A motivated experimentalist is sought to focus on the study of direct reactions between energetic ions and surface adsorbates. Topics of interest include bond formation, leading to the production of vibrationally excited exotic molecules, as well as collision-induced dissociation of molecular ions. Electronic excitations and other energy loss mechanisms during these collisions are also of interest. A background in Chemical Physics is optimal for this position. The successful applicant will be required to operate a unique ion-beam surface scattering apparatus, where monoenergetic beams of generic ions with translational energy in the range between 1-1000eV, are generated, transported, and directed towards solid surfaces covered with reactive adsorbates. Reaction products and their energetics are subsequently analyzed using mass spectrometry and hemispherical energy analyzers. Good knowledge of UHV techniques, mass spectrometry, surface analysis, and some understanding of low-pressure plasmas are important background. The initial appointment is for one year, but is renewable depending on funding and performance. The starting salary depends on experience and qualifications. The position includes standard Caltech Postdoctoral Scholar benefits.
1) Experimental studies of Eley-Rideal reactions in astrochemical environments
We seek to understand the role of such reactions in cometary and proto-planetary environments, where solar wind interactions with surface-emitted neutral molecules produce ions, which are accelerated in the solar wind electric field to gain translational energy. Collisions with dust grains or the cometary nucleus can then lead to the formation of unusual molecular products.
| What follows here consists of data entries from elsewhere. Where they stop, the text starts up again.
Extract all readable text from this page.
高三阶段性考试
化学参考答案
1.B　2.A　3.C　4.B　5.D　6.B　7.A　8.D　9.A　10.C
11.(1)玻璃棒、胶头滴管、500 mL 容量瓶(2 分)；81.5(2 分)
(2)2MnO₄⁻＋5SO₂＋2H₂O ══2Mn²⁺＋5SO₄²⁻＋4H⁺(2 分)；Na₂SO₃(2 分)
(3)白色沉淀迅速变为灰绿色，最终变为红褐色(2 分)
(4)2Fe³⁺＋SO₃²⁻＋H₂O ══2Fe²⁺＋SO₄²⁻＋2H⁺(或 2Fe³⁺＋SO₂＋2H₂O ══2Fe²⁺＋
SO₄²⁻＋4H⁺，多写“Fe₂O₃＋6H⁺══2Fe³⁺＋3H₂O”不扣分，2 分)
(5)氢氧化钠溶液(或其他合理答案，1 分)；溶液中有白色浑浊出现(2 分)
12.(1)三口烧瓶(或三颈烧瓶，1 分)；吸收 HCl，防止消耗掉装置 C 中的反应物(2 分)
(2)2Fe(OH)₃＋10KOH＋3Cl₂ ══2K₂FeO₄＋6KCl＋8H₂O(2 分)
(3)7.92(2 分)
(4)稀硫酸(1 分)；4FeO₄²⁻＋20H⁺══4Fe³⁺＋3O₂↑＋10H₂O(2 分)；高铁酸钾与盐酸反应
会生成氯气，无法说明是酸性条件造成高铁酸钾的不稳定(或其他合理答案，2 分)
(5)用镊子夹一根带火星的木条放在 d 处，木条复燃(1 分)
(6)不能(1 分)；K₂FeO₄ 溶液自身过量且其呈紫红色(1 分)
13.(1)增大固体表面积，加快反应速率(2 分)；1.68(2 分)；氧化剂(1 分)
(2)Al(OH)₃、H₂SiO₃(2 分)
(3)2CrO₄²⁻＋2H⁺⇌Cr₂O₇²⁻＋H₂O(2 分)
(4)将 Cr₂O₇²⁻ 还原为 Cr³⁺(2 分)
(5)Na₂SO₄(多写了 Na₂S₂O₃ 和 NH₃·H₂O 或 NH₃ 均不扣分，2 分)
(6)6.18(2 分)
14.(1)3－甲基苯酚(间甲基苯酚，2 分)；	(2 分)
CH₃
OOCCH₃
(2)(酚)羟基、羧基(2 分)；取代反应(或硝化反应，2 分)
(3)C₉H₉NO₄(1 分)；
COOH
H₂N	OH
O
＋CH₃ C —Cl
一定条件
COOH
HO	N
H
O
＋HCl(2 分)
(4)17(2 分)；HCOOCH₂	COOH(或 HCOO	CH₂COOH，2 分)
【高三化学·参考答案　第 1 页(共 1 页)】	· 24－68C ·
Specifically, we are interested in energetic interactions of water, carbon monoxide, and carbon dioxide ions with interplanetary dust and cometary nucleus surfaces.
2) Computational studies of moderate energy (20eV - 200eV) ion-surface dynamics
We seek to understand energy partitioning and reactivity in energetic projectile collisions with surfaces containing adsorbates. Interactions of interest include energy and charge transfer, orientation effects, electronic and ro-vibrational excitations, bond breaking and new bond formation. Exotic reactions at surfaces driven by kinetic energy represent a new area of chemical physics. We want to explore non-minimum energy reaction pathways, such as those mediated by excited (Rydberg) states, that lead to surprising products.